Sunday, May 31, 2015

The Trinity, Baptism, and Eternal Life

The Solemnity of the Most Holy Trinity, 2015:

The Solemnity of the Most Holy Trinity, 2015

By Deacon Lawrence N. Kaas
May 31, 2015

Today is Trinity Sunday, a Solemnity we celebrate throughout the Catholic world.

Our challenge is to try to put form to the idea of three persons in one God, the Father, the Son and the Holy Spirit. We are taught that the Father is the Creator, and at the Word of the Father we have His only Son, with the Love of the Father and Son we have the Holy Spirit. We are also taught that the three persons of God are One. By the way, if you can figure this all out give me a call cause I want to know.

Quite a number of years ago even before I was ordained I either read or heard of a hypothesis that makes sense. And have meditated much on this idea since. It goes something like this.
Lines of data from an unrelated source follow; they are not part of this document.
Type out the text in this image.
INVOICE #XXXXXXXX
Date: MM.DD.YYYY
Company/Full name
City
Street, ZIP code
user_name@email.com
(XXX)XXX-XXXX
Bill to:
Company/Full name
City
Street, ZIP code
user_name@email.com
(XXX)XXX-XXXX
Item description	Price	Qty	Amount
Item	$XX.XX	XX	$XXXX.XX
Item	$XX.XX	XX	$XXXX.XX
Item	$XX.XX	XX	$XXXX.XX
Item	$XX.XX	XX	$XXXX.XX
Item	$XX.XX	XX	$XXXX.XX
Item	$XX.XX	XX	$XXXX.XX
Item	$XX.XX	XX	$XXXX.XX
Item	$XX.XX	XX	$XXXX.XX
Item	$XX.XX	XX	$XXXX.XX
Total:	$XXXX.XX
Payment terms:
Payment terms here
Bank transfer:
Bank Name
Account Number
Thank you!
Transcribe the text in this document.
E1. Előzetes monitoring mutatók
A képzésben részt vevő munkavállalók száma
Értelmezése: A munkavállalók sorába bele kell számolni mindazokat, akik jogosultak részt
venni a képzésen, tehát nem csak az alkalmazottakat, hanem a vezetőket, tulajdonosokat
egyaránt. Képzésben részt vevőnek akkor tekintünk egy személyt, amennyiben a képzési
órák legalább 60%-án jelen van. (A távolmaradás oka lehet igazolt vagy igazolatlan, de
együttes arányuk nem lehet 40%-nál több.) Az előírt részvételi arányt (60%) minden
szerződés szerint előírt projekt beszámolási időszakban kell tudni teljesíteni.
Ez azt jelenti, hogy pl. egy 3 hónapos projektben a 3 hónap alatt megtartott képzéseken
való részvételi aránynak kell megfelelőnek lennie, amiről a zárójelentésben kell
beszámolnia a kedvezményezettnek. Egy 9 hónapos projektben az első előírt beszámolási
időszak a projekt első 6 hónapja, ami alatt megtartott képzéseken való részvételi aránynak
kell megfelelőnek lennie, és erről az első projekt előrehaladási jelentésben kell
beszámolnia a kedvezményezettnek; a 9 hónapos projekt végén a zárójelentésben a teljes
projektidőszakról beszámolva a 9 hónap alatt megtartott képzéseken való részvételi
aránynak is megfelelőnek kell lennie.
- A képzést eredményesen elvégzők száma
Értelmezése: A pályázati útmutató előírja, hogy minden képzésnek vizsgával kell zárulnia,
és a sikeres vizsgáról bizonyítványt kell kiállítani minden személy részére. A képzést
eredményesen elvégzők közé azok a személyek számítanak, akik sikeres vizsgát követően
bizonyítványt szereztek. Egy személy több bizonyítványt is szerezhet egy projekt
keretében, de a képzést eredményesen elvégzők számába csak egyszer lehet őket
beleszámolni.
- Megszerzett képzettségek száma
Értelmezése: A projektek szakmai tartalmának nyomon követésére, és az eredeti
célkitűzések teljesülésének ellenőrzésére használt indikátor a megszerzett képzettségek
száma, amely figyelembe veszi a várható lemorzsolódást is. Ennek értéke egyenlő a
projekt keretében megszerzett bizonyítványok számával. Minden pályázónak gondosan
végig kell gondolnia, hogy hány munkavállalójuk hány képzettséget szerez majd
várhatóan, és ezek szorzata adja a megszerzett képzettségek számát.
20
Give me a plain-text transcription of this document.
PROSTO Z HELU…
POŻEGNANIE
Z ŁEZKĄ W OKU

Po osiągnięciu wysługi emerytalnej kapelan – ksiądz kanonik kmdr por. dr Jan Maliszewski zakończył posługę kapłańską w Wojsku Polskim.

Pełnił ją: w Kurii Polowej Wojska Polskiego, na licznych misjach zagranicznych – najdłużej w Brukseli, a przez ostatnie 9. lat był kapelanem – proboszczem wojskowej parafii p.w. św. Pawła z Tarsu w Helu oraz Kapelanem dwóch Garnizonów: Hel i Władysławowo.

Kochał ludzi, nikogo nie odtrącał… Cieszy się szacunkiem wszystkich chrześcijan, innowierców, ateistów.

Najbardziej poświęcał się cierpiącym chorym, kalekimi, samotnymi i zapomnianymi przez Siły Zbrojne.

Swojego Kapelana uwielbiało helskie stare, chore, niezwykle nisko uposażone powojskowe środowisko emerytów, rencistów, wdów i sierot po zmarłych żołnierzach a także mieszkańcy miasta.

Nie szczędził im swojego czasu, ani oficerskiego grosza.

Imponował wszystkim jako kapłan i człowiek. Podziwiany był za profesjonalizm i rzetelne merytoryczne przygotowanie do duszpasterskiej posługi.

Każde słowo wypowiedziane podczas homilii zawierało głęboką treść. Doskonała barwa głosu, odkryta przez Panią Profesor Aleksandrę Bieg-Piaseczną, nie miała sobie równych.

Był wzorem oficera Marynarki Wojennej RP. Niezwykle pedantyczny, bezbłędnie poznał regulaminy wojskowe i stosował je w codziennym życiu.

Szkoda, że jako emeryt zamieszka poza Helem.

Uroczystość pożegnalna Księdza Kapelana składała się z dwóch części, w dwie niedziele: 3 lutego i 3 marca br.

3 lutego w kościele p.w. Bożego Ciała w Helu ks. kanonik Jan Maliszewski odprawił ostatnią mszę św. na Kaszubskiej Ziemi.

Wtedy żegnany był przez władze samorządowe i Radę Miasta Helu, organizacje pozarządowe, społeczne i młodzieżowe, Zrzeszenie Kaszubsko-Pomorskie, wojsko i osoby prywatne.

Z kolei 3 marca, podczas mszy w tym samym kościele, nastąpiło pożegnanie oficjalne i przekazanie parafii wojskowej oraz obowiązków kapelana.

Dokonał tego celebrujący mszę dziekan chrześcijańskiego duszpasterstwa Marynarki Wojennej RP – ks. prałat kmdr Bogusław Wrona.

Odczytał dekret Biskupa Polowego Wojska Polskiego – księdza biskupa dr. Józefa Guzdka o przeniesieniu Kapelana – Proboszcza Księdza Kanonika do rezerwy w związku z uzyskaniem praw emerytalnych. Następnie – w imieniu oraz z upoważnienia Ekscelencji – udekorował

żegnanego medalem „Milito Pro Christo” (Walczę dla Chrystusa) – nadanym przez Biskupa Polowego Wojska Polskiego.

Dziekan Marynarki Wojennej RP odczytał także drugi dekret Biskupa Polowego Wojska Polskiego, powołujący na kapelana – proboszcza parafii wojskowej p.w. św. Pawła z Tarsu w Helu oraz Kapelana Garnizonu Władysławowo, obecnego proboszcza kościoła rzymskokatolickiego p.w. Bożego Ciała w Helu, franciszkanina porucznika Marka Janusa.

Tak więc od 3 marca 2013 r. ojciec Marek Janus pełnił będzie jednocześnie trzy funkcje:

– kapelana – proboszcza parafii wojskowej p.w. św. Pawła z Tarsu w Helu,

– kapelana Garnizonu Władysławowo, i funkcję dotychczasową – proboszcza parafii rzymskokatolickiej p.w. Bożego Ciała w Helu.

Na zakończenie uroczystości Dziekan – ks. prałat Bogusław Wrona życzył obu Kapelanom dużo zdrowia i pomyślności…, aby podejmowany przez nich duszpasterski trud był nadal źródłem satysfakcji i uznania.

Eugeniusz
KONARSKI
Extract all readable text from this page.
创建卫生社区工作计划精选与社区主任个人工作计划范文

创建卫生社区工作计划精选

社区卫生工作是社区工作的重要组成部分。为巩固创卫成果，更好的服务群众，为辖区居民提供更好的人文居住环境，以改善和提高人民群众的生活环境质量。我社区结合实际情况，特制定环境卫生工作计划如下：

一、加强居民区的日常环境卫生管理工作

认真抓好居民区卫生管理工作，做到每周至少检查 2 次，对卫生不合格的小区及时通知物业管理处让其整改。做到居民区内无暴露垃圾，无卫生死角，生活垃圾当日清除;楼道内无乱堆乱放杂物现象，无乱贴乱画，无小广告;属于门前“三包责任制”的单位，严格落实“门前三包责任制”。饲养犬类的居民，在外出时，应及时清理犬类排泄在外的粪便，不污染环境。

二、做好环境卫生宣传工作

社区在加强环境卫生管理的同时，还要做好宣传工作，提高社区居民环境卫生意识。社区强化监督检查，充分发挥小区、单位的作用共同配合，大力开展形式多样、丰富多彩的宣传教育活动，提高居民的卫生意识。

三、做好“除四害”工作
God, who created all things and has given each of us a body, whether that body is human, an animal's or even plant's. That gives us a good start, at the bottom of the Trinitarian ladder. This idea goes on to claim that each of us whether human, animal or plant are gifted with a soul. Now we might shudder a little bit but hear me out. By this hypothesis the soul gives form and animates the body. Here is where there becomes a distinction between humans and the rest of God's creation. For in order for us to hold to the idea of eternal life there has to be an intimate relationship with the Third Person of the Blessed Trinity, that is the Holy Spirit. It is the Spirit that gives life to the soul.

To clarify: every living thing on earth that has been created by Almighty God will completely return to dust, except the soul of man that has been gifted of the Holy Spirit. The final gift of the Holy Spirit given to man then is the restoration of his body at the end of the world.

I'm sure some of you already thinking, there is something missing? And you are right! The missing factor here is Baptism. In order to give eternal life to the soul one must be Baptized in the name of the Father and of the Son and of the Holy Spirit. The Sacrament of Baptism fills out this hypothesis that could easily be summed up again as: the body created by God is animated by the soul which is given life by the Holy Spirit.

A point to be made about baptism: when we are baptized we are made sons and daughters of the Father with the same hereditary right of his firstborn Son. The point here is to understand that this is our right, given by the sacrament, the right to everything that belongs to the son now belongs to the new baptized. That is Eternal Life. And of course it's good to remind the adult that it is sin that destroys this beautiful gift granted at baptism and can be restored by a good confession.

To my way of seeing things this completes the Trinitarian comparison between God's creation of man and his own Trinitarian life.

I'm not trying to tell you that this is the only way to look at our relationship with the Trinity but I think it's certainly worth our meditation!

So you all be Good, be Holy, preached the Gospel using Words and Holy Actions.

'Thank you' to Deacon Kaas, for letting me post his reflection here.